Mango Jam
Since I have been baking bread in these past few months, and eating a lot of toast, I also started thinking a lot about jam and really missing it. Interestingly enough, there is a real void in terms of mid-range jams on the market here. You can buy very cheap jam which seems to be made from synthetic syrup and heaps of pectin, or you can jump straight up to $10.00 jars of Bonne Maman jam, which is no doubt delicious, but I'm not that chic, and honestly there is something contradictory to me about bought jam, since it is something I've always had homemade from family and friends, or at least bought at farmer's markets or community fundraisers, again homemade.

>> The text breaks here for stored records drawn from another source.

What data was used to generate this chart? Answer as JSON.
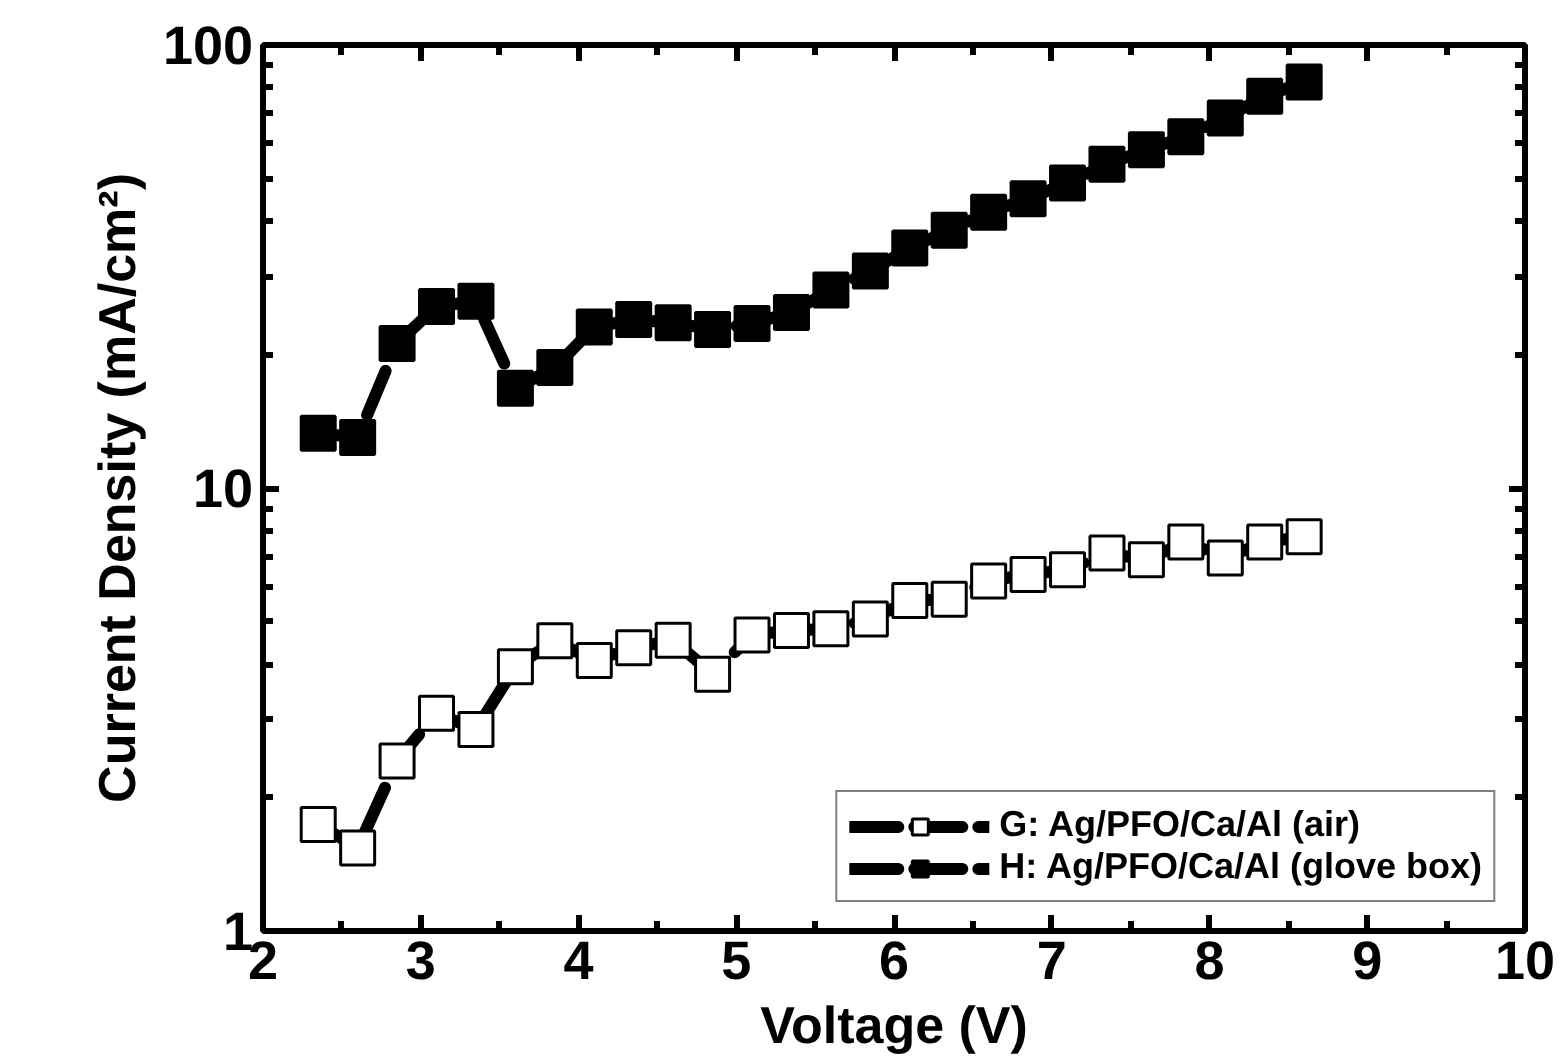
{
  "chart_data": {
    "type": "line",
    "xlabel": "Voltage (V)",
    "ylabel": "Current Density (mA/cm²)",
    "x": [
      2.35,
      2.6,
      2.85,
      3.1,
      3.35,
      3.6,
      3.85,
      4.1,
      4.35,
      4.6,
      4.85,
      5.1,
      5.35,
      5.6,
      5.85,
      6.1,
      6.35,
      6.6,
      6.85,
      7.1,
      7.35,
      7.6,
      7.85,
      8.1,
      8.35,
      8.6
    ],
    "series": [
      {
        "name": "G: Ag/PFO/Ca/Al (air)",
        "color": "#000000",
        "values": [
          1.74,
          1.54,
          2.42,
          3.1,
          2.85,
          3.95,
          4.52,
          4.08,
          4.36,
          4.53,
          3.8,
          4.66,
          4.77,
          4.81,
          5.06,
          5.57,
          5.61,
          6.17,
          6.38,
          6.54,
          7.13,
          6.89,
          7.55,
          6.95,
          7.55,
          7.76
        ]
      },
      {
        "name": "H: Ag/PFO/Ca/Al (glove box)",
        "color": "#000000",
        "values": [
          13.3,
          13.0,
          21.2,
          25.7,
          26.4,
          16.8,
          18.7,
          23.1,
          24.0,
          23.6,
          22.8,
          23.5,
          24.9,
          28.0,
          30.9,
          34.8,
          38.2,
          41.9,
          45.0,
          48.8,
          53.8,
          58.0,
          62.1,
          68.4,
          76.6,
          82.5
        ]
      }
    ],
    "xlim": [
      2,
      10
    ],
    "xticks": [
      2,
      3,
      4,
      5,
      6,
      7,
      8,
      9,
      10
    ],
    "ylim": [
      1,
      100
    ],
    "yticks": [
      1,
      10,
      100
    ],
    "log": "y",
    "grid": false,
    "legend": "bottom right",
    "marker": "square",
    "line_style": "dashed"
  }
}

And so thus began my quest to make my own jam in India, ideally with fruit that was cheaply available here in Mumbai. My first try was apple jelly from David Lebovitz's recipe, which I haven't posted yet. It was quite delicious, though since I don't have a candy thermometer, it was difficult to get the consistency just right. I told this to my grandma on the phone last week, and she casually told me another way to make jam, which seemed so simple that I was doubtful it would work. Yet it did.
She said to simply mix equal parts fruit and sugar (but start with less sugar, so you can adjust the sweetness), in a heavy bottomed pan and simmer it, stirring, for 15-20 minutes--until it reduces in volume and the consistency is as you want it. You can test it by just letting some sit on a cold plate for a few minutes, or lowering a spoonful into the top of an ice bath and testing the consistency once you take it out. If it disappears as liquid, it's probably not done.
Since I have been on a mango kick over the past few months, and mango is still slightly in season here, I decided to make a mango jam. That said, I used very hard, unripe mangoes for this recipe, to keep the sweetness down, so you could make this jam any time in the year, I think. One thing to remember about jam is that you can't chince on the sugar drastically as it plays an key role in creating the texture, and acts as a preserving agent as well. So while you can reduce sugar quantities slightly (I used 3 cups sugar for 4 cups fruit in this recipe), I wouldn't reduce it much more than that, as it will result in more of a fruit puree or fruit stew if you don't have enough sugar. This is why I generally prefer tangier fruit in my jam, like crab apples, raspberries, and even chokecherries, though those are only grown on the Prairies so some non-Canadians might not known them. Anyway, what follows is my recipe for mango jam, and in the words of my grandma, you can use this general ratio (1:1) with most types of fruit, or even mix and match. So enjoy.
Ingredients:
- 4 heaping cups unripe mango (I used 3 unripe mangoes and 1 ripe mango, all were large, as pictured above)
- 3 cups white sugar
- A heavy bottom pot
- 5-6 jars, to store the jam later
Directions:
- Peel your mangoes, remove the flesh and cube it. Roughly puree it in a blender, leaving some chunks in the jam if you wish (I did, and I liked it)
- Put the mango puree into a large, heavy bottomed pot and add 3 cups of white sugar. Stir to combine
- Turn the flame to medium heat, and bring to a simmer, stirring continually so that your jam doesn't burn
- Reduce the heat to low, and continue to simmer, stirring, until the jam has reduced in volume by almost 1/4, or until the consistency is as you wish it (you can test it by taking some out and letting it sit for a few minutes before trying it. The jam will thicken slightly as it cools.)
- Taste the jam, and add more sugar if you'd like a sweeter jam. Simmer again, stirring, until the sugar has dissolved
- Once the jam is thick, and sugar is dissolved, remove from the heat, and ladle into jars. I don't have proper canning jars (and don't know how to seal them properly anyway), so I simply put my jam into regular jars, and left it all in the fridge from the start. But if you know how to seal your jars properly, you could do this.
- The jam will keep in the fridge for a few months.